Guidelines for decision-making
The Venezuelan Mastology Society published its Consensus of Sentinel Lymph Node in Mammary Carcinoma in 2010. This recommends performing ALND in all cases of macrometastasis and leaves the decision in the hands of each working group in cases of micrometastasis. The American Society of Clinical Oncology (ASCO) recommends performing ALND in all patients with SLN, whether they have macro or micrometastasis.
In our Mammary Pathology Service, we conduct a presurgical discussion, individualising the decision for each case.
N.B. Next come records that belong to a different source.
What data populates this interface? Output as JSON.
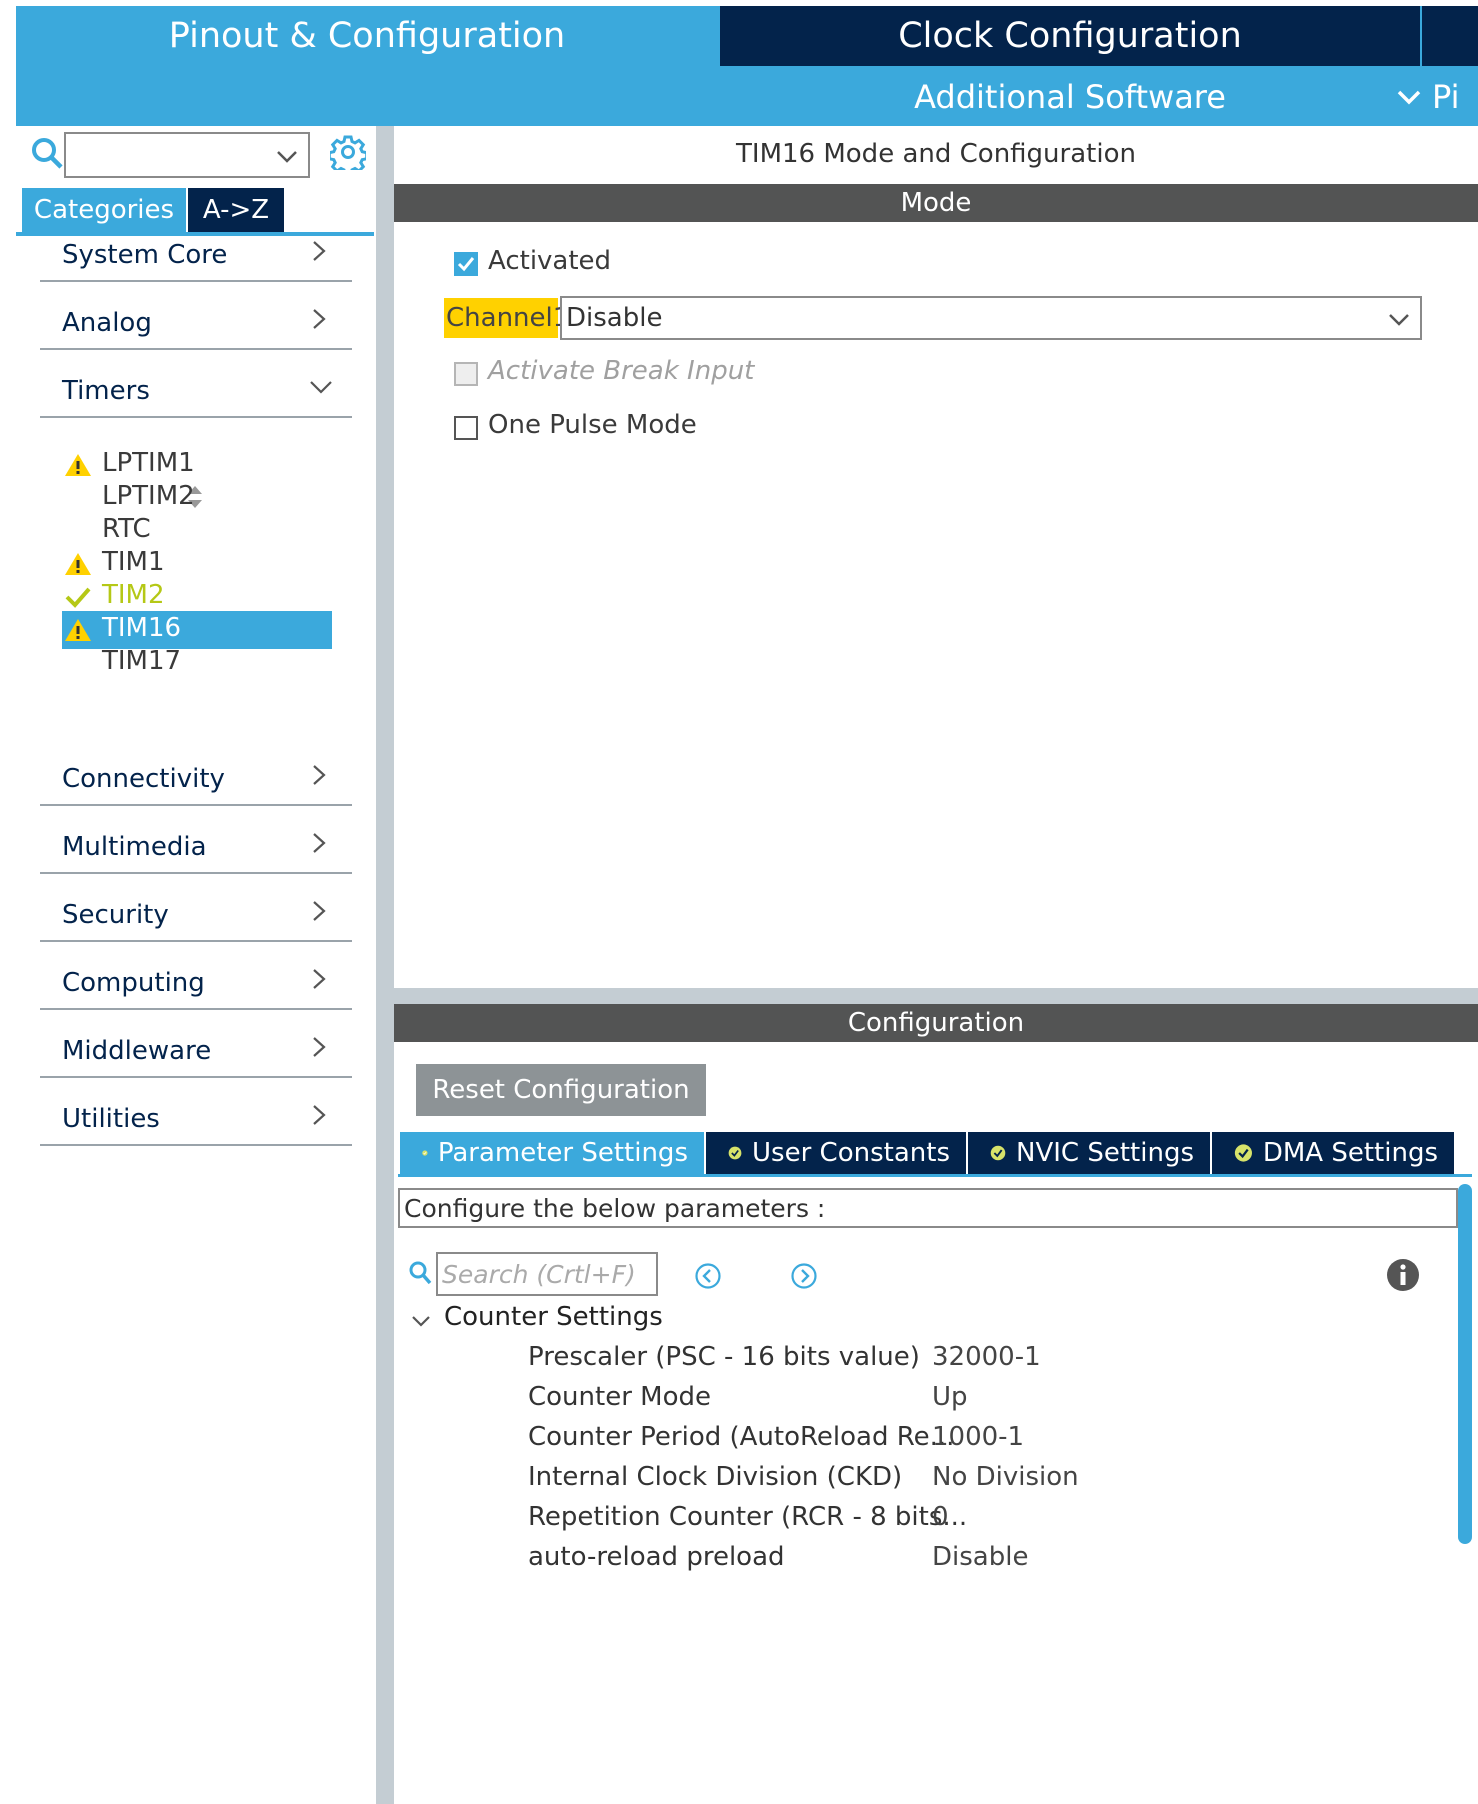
{
  "header": {
    "tab_pinout": "Pinout & Configuration",
    "tab_clock": "Clock Configuration",
    "tab_additional": "Additional Software",
    "tab_pin_partial": "Pi"
  },
  "sidebar": {
    "tabs": {
      "categories": "Categories",
      "az": "A->Z"
    },
    "categories": [
      {
        "label": "System Core"
      },
      {
        "label": "Analog"
      },
      {
        "label": "Timers"
      },
      {
        "label": "Connectivity"
      },
      {
        "label": "Multimedia"
      },
      {
        "label": "Security"
      },
      {
        "label": "Computing"
      },
      {
        "label": "Middleware"
      },
      {
        "label": "Utilities"
      }
    ],
    "timers": [
      {
        "label": "LPTIM1",
        "status": "warning"
      },
      {
        "label": "LPTIM2",
        "status": "none"
      },
      {
        "label": "RTC",
        "status": "none"
      },
      {
        "label": "TIM1",
        "status": "warning"
      },
      {
        "label": "TIM2",
        "status": "ok"
      },
      {
        "label": "TIM16",
        "status": "warning-selected"
      },
      {
        "label": "TIM17",
        "status": "none"
      }
    ]
  },
  "main": {
    "title": "TIM16 Mode and Configuration",
    "mode_bar": "Mode",
    "mode": {
      "activated_label": "Activated",
      "activated": true,
      "channel_label": "Channel1",
      "channel_value": "Disable",
      "break_label": "Activate Break Input",
      "one_pulse_label": "One Pulse Mode"
    },
    "config_bar": "Configuration",
    "reset_label": "Reset Configuration",
    "tabs": [
      "Parameter Settings",
      "User Constants",
      "NVIC Settings",
      "DMA Settings"
    ],
    "description": "Configure the below parameters :",
    "search_placeholder": "Search (Crtl+F)",
    "group_label": "Counter Settings",
    "params": [
      {
        "name": "Prescaler (PSC - 16 bits value)",
        "value": "32000-1"
      },
      {
        "name": "Counter Mode",
        "value": "Up"
      },
      {
        "name": "Counter Period (AutoReload Re...",
        "value": "1000-1"
      },
      {
        "name": "Internal Clock Division (CKD)",
        "value": "No Division"
      },
      {
        "name": "Repetition Counter (RCR - 8 bits...",
        "value": "0"
      },
      {
        "name": "auto-reload preload",
        "value": "Disable"
      }
    ]
  },
  "colors": {
    "accent": "#3ba9dc",
    "navy": "#03234b",
    "bar": "#535454",
    "warning": "#ffd100",
    "ok": "#b5c816"
  }
}
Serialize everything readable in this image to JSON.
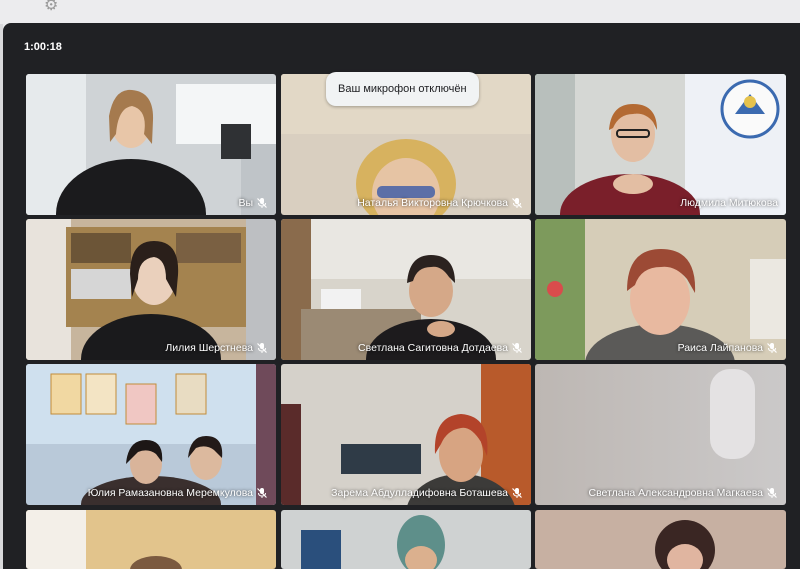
{
  "app": {
    "timer": "1:00:18",
    "toast": "Ваш микрофон отключён"
  },
  "icons": {
    "settings": "gear-icon",
    "mic_off": "mic-off-icon"
  },
  "colors": {
    "background": "#202124",
    "active_speaker_border": "#34a853",
    "toast_bg": "#f1f3f4"
  },
  "participants": [
    {
      "name": "Вы",
      "muted": true,
      "active": false
    },
    {
      "name": "Наталья Викторовна Крючкова",
      "muted": true,
      "active": false
    },
    {
      "name": "Людмила Митюкова",
      "muted": false,
      "active": true
    },
    {
      "name": "Лилия Шерстнева",
      "muted": true,
      "active": false
    },
    {
      "name": "Светлана Сагитовна Дотдаева",
      "muted": true,
      "active": false
    },
    {
      "name": "Раиса Лайпанова",
      "muted": true,
      "active": false
    },
    {
      "name": "Юлия Рамазановна Меремкулова",
      "muted": true,
      "active": false
    },
    {
      "name": "Зарема Абдулладифовна Боташева",
      "muted": true,
      "active": false
    },
    {
      "name": "Светлана Александровна Магкаева",
      "muted": true,
      "active": false
    },
    {
      "name": "",
      "muted": false,
      "active": false
    },
    {
      "name": "",
      "muted": false,
      "active": false
    },
    {
      "name": "",
      "muted": false,
      "active": false
    }
  ]
}
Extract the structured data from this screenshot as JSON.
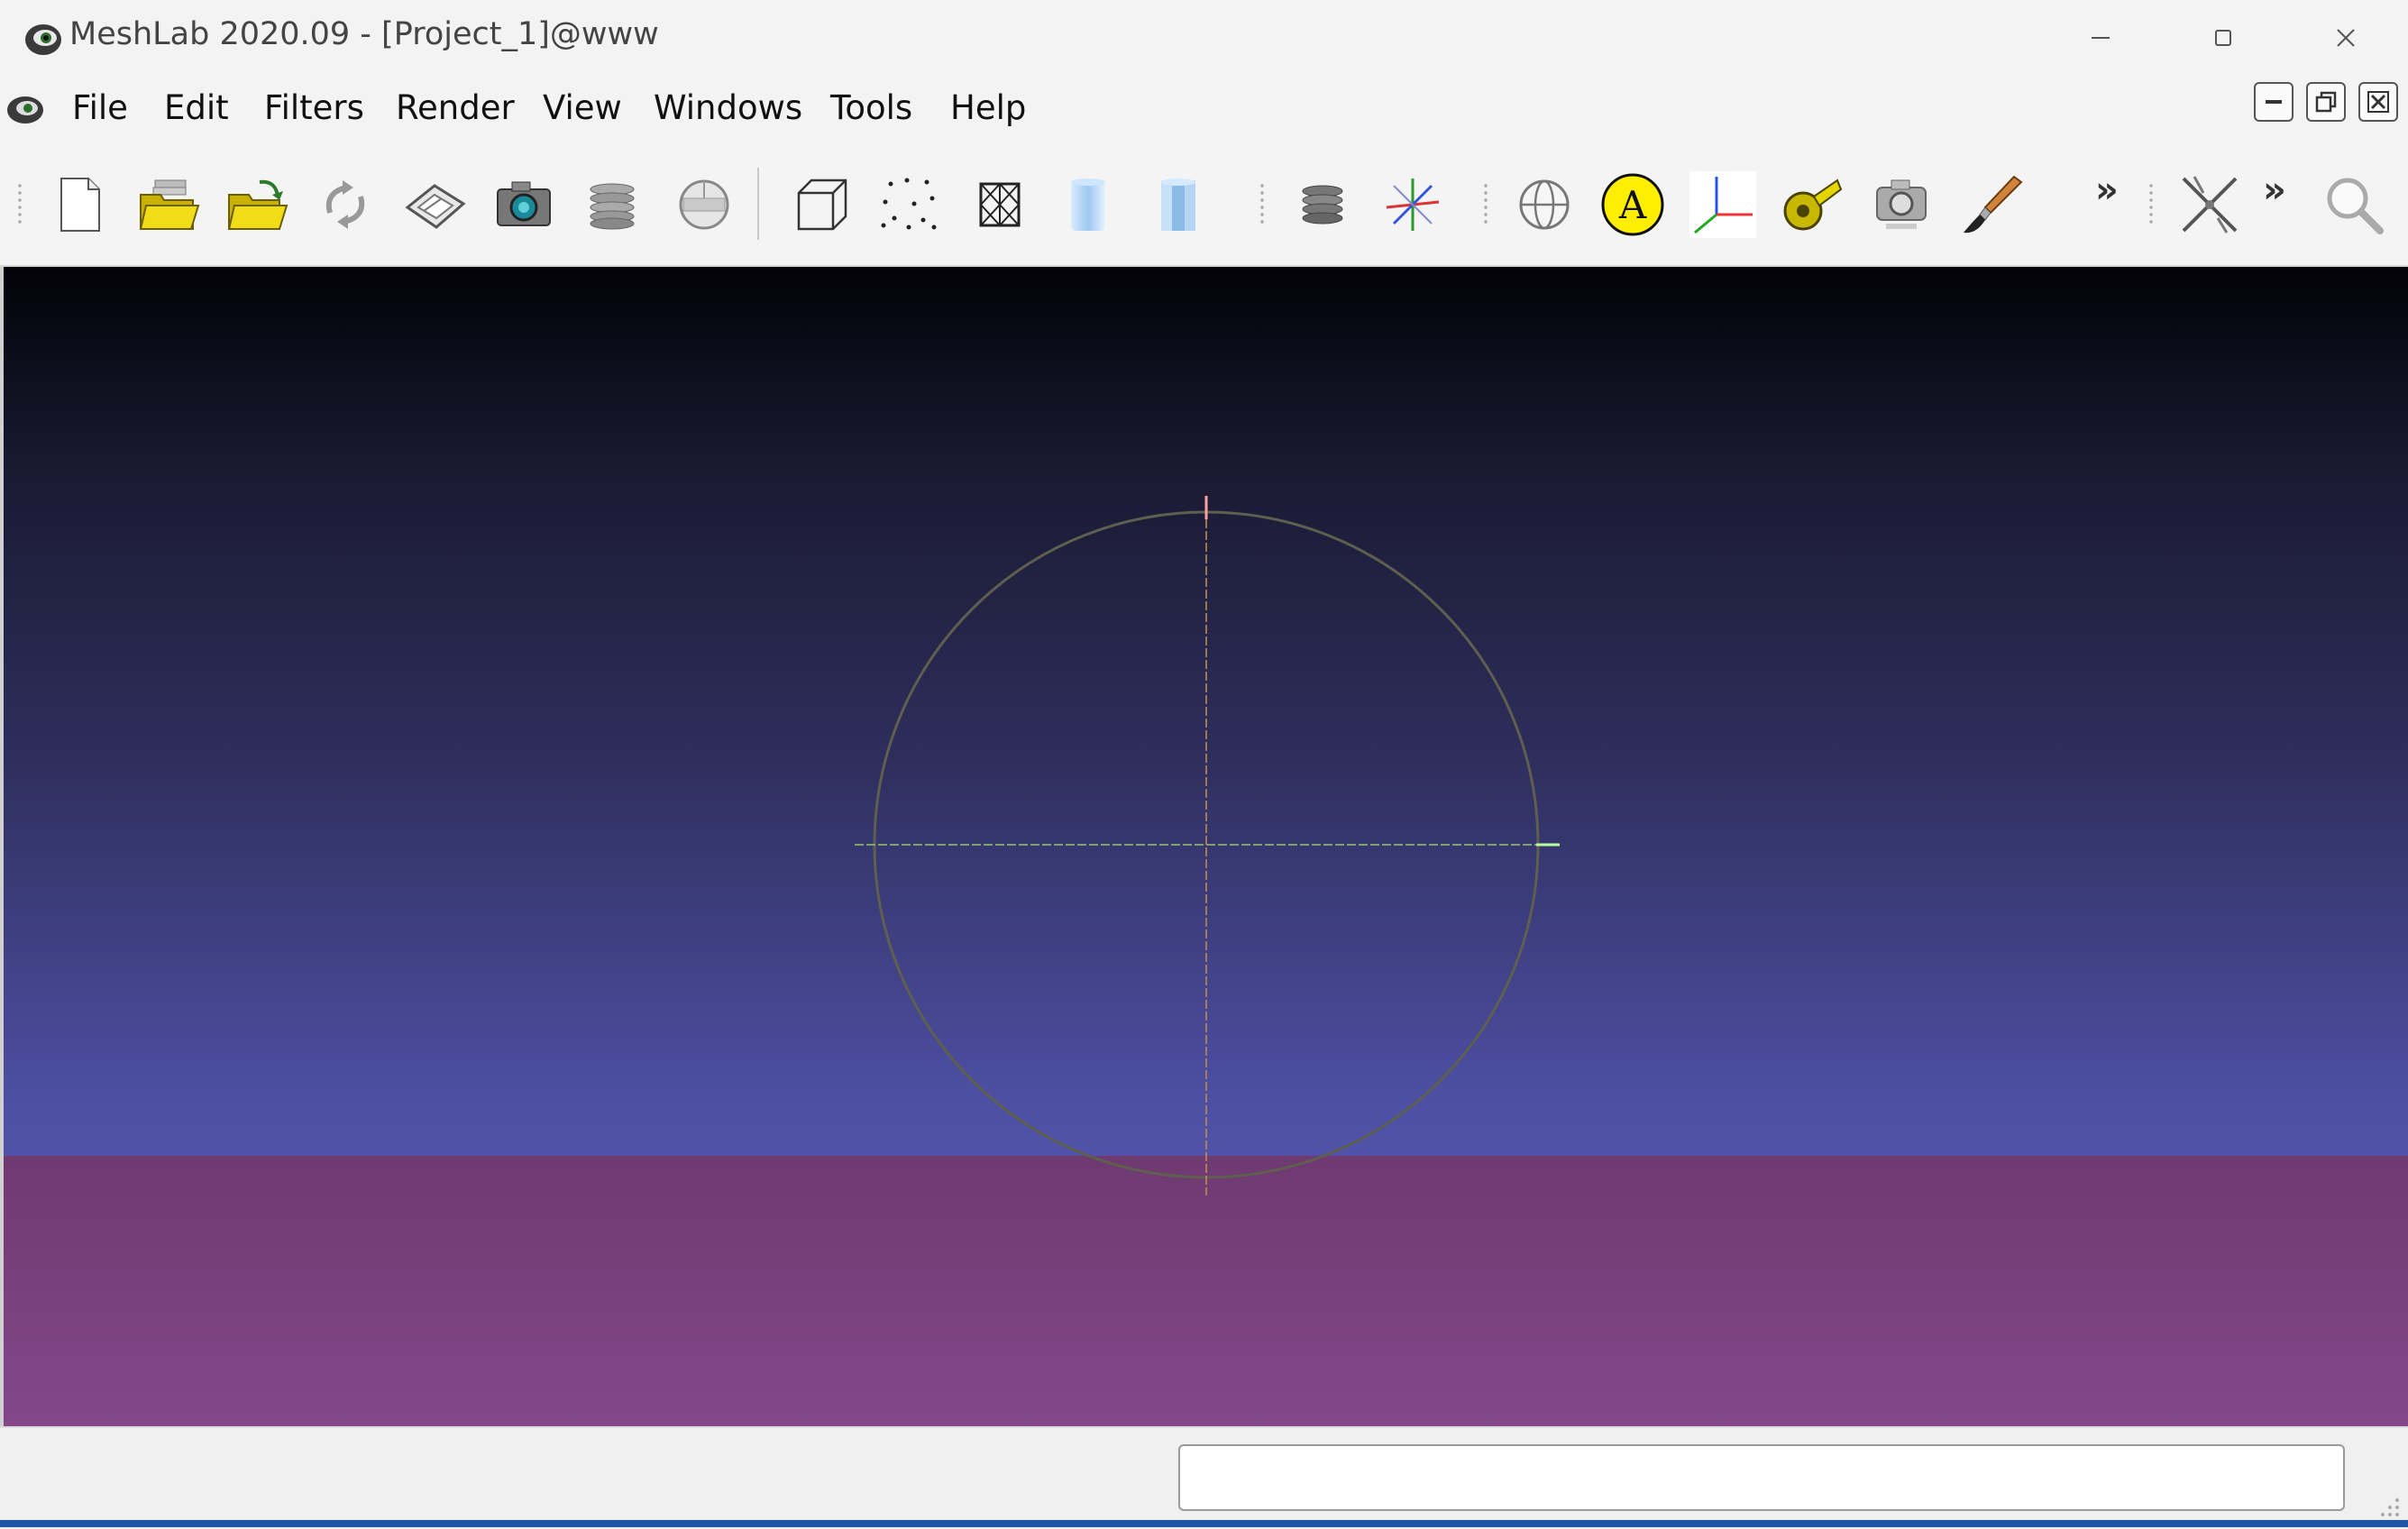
{
  "window": {
    "title": "MeshLab 2020.09 - [Project_1]@www"
  },
  "menubar": {
    "items": [
      {
        "label": "File"
      },
      {
        "label": "Edit"
      },
      {
        "label": "Filters"
      },
      {
        "label": "Render"
      },
      {
        "label": "View"
      },
      {
        "label": "Windows"
      },
      {
        "label": "Tools"
      },
      {
        "label": "Help"
      }
    ]
  },
  "toolbar": {
    "groups": [
      {
        "name": "file",
        "icons": [
          "new-project-icon",
          "open-project-icon",
          "import-mesh-icon",
          "reload-icon",
          "export-mesh-icon",
          "snapshot-icon",
          "layers-icon",
          "raster-icon"
        ]
      },
      {
        "name": "render-mode",
        "icons": [
          "bounding-box-icon",
          "points-icon",
          "wireframe-icon",
          "smooth-icon",
          "flat-icon"
        ]
      },
      {
        "name": "decorate",
        "icons": [
          "show-layers-icon",
          "show-axis-icon"
        ]
      },
      {
        "name": "edit",
        "icons": [
          "trackball-globe-icon",
          "annotation-icon",
          "align-axis-icon",
          "measure-tape-icon",
          "raster-alignment-icon",
          "paint-brush-icon",
          "select-vertices-icon",
          "zoom-icon"
        ]
      }
    ],
    "overflow_glyph": "»"
  },
  "colors": {
    "viewport_top": "#020207",
    "viewport_bottom": "#6365c7",
    "floor": "#7a4280",
    "trackball_ring": "#5f5f50",
    "axis_x": "#8fbf6a",
    "axis_y": "#c08a50",
    "annotation_yellow": "#ffee00"
  },
  "statusbar": {
    "text": ""
  }
}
We propose on the basis of existing evidence and our own evidence, the following criteria for omitting ALND, in cN0 patients:
Tumours under 2 cm (T1).
One or two affected sentinel lymph nodes.
Absence of infovascular invasion.
Guaranteed irradiation of Berg levels I and II.
Guaranteed adjuvant systemic treatment.
Positive hormonal receptors.
The absence of just one of the criteria indicates performing ALND.
We recommend waiting for the outcome of definitive pathologic anatomy in cases where no sufficient elements are considered for deciding whether or not to perform ALND. We suggest not omitting ALND in cases of triple-negative tumours or overexpressed Her2/neu carcinoma that cannot receive treatment with trastuzumab. We also recommend performing axillary dissection in cases of patients who undergo total mastectomy (since the majority will not receive radiotherapy).
Conclusion
These are the guidelines of the Mammary Pathology Service of the Dr Luis Razetti Oncology Institute for establishing therapeutic conducts in patients with mammary carcinoma and sentinel lymph nodes metastasis. They are based on the experience of our institution, on our own scientific evidence and on other global centres. Medicine is dynamic and these will continue to evolve as they continue to generate new evidence. We hope these guidelines are able to serve as a guide to other working groups.